In that story, Sherlock Holmes examines a torn fragment of a note and performs a brilliant bit of analysis. He deduces that it was written by two different people—a younger man and an older one—based on subtle differences in pen strokes. Even more impressively, he observes that the two alternated writing individual words. From the handwriting alone, he infers personality traits and even the relationship between the writers (who turn out to be the Cunninghams, father and son).

Holmes explains his reasoning in terms both simple and elegant: the weak, irregular strokes of an elderly hand contrasted with the bold, confident lines of a younger one. The analysis becomes central to solving the crime.

The Reigate Squire is really a showcase—a kind of set piece built around handwriting as a forensic tool—and it remains one of the more scientifically intriguing episodes in the Holmes canon.

My own interest, however, is far more personal.

Recently, I came into possession of an envelope filled with old letters—ones I had written to my mother and stepfather more than fifty years ago. She had saved them all: along with grade school photos, birthday cards, and other bits of life that somehow survived the decades. When she moved into a smaller apartment, the whole collection found its way back to me.

And that raised an unexpectedly difficult question: what do you do with handwritten letters from the early 1970s?

Do you throw them away?
Or do you sit down and read them—slowly—and try to rediscover your 18-year-old self?

I chose a third option.

I scanned one of the letters and submitted it for handwriting analysis, pairing it with a recent sample of my writing. If nothing else, I thought, it might create a kind of “before and after”—a small window across half a century.

The results were…interesting.

What’s especially striking is not just that the structural traits match—it’s that the movement signature matches. Handwriting, it turns out, is less about the shapes themselves and more about how the hand moves across the page. In both samples, the rhythm, the rightward momentum, the confident t-bars, and the distinctive descender curves all carry the same kinetic “accent.”

In other words: it still feels like me.

What’s changed over time feels natural—almost reassuring:

  • The size is slightly reduced → more efficiency than diminished energy
  • The pressure is lighter → a common effect of age, as muscles soften
  • There’s a bit more angularity → often a sign of reflection and analysis
  • The baseline remains steady → suggesting continued motor control and cognitive stability

That consistency across decades points to something deeper: a stable personality core—expressive, engaged, structured in thought, and purposeful in communication.

And there’s one subtle distinction I find especially meaningful.
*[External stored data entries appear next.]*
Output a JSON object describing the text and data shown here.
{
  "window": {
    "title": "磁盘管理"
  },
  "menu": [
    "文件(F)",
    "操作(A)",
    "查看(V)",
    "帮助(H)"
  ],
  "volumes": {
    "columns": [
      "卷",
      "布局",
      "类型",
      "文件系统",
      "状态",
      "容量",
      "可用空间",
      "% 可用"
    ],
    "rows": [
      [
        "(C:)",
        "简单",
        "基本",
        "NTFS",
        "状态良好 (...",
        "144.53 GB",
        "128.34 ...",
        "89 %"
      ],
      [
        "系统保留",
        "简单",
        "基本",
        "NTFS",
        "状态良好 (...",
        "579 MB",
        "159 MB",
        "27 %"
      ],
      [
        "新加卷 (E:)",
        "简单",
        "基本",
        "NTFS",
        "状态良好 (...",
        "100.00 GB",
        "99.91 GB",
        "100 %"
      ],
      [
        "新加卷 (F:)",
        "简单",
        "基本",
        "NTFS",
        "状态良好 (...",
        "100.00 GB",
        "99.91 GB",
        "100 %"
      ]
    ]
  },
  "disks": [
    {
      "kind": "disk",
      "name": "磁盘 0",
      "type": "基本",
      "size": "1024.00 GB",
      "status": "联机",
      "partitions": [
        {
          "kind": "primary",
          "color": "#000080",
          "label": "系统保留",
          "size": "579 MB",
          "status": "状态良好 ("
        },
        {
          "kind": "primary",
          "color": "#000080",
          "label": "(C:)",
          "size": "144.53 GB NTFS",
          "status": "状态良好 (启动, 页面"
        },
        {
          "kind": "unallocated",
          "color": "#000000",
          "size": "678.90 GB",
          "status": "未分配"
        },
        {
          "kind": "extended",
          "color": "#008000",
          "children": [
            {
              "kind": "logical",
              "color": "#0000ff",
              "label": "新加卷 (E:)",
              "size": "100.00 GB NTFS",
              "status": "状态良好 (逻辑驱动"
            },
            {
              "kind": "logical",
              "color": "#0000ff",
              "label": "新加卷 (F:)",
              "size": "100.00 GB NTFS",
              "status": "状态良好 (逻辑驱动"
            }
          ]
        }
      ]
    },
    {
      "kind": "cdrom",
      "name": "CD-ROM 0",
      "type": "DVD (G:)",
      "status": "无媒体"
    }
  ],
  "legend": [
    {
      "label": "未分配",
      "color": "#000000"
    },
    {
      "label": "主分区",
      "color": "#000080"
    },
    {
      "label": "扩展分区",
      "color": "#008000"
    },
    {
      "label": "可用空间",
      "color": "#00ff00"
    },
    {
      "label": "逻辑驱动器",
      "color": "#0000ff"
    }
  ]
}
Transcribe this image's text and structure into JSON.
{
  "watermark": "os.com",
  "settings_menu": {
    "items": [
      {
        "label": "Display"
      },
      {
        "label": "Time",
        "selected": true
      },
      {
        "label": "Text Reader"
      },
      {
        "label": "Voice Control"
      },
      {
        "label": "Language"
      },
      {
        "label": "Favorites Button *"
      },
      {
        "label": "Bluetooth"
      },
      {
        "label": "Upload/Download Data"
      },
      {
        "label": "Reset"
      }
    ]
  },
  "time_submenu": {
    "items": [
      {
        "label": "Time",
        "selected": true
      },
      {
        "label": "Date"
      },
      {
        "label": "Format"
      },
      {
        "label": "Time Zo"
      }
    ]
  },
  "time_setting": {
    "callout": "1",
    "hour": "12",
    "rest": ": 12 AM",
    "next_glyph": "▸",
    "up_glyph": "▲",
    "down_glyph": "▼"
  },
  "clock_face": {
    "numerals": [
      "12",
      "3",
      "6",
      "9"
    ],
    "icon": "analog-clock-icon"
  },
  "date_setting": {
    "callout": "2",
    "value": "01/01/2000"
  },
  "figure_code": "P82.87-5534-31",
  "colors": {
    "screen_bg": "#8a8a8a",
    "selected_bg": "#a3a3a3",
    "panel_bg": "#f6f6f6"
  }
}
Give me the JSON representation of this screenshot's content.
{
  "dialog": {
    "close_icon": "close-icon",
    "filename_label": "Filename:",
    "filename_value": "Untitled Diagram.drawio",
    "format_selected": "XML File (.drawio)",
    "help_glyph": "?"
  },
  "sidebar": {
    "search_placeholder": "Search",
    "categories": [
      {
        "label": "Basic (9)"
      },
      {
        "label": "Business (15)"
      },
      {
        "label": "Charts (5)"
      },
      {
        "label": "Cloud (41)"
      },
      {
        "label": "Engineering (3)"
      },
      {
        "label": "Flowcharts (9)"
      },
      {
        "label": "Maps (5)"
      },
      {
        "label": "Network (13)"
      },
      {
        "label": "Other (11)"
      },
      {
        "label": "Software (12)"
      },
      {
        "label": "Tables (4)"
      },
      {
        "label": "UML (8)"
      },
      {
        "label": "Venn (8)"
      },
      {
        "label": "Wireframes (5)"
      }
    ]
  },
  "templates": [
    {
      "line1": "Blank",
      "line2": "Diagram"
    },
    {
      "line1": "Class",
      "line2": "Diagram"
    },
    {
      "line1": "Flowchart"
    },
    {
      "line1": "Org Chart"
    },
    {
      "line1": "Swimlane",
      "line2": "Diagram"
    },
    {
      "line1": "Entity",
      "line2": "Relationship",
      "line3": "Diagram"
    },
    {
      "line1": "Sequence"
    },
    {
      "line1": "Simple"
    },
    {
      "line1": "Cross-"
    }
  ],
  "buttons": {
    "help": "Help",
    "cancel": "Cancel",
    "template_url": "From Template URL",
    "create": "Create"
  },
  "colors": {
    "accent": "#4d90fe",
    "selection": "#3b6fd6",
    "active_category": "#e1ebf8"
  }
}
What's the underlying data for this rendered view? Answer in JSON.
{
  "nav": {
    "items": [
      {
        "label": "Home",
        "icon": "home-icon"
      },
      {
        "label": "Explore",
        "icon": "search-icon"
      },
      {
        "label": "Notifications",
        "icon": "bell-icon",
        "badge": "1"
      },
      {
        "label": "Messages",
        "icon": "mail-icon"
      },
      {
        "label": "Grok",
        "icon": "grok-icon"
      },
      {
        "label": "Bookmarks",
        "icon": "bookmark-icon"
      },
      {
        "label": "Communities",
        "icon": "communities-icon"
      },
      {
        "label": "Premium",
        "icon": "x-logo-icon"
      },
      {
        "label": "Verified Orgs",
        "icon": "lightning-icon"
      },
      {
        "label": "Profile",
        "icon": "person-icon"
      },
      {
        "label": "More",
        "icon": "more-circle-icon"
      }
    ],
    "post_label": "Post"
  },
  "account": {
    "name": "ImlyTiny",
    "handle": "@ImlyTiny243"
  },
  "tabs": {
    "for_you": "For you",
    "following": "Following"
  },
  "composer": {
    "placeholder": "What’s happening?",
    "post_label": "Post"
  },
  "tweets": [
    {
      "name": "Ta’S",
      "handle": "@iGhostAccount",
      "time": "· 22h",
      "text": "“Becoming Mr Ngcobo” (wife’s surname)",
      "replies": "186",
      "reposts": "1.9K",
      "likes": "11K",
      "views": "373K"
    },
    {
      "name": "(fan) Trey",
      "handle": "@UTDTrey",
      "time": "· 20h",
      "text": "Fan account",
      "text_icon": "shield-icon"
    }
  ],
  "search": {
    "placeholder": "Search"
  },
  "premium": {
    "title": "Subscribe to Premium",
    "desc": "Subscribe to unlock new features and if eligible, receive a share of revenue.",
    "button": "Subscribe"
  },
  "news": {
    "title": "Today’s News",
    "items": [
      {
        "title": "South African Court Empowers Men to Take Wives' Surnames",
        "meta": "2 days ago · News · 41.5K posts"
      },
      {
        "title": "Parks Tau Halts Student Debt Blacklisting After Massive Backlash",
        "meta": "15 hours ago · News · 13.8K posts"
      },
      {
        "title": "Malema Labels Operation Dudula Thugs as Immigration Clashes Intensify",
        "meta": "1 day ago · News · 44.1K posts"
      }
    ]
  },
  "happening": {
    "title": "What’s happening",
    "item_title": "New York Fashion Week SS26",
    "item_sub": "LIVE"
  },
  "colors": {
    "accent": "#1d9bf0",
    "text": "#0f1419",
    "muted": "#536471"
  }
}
The earlier sample shows an expansiveness of life; the later one shows a depth of thought. That’s not decline—it’s development.

The analysis itself considered a wide range of characteristics: letter size, loops and lines, pressure and stroke strength, formation patterns, rhythm, flow, even emotional tone. The conclusion was clear: this is the same writer.

But not the same person. Or perhaps more accurately—the same person, continued.

The evolution tells a quiet story:

  • Emotional expressiveness retained
  • Increased discipline and structure
  • A slight softening of stroke
  • A more deliberate, measured pace

If I had to summarize it in one sentence: the later sample reads like the same voice—just seasoned, steadier, and more intentional. It’s comforting to discover that 18-year-old me and 74-year-old me still have so much in common.

We don’t often get the chance to revisit our younger selves—much less to recognize them, and feel at ease with who they’ve become. It was a fun visit, less scary than I had expected. How about you? Have you taken any trips down Memory Lane lately?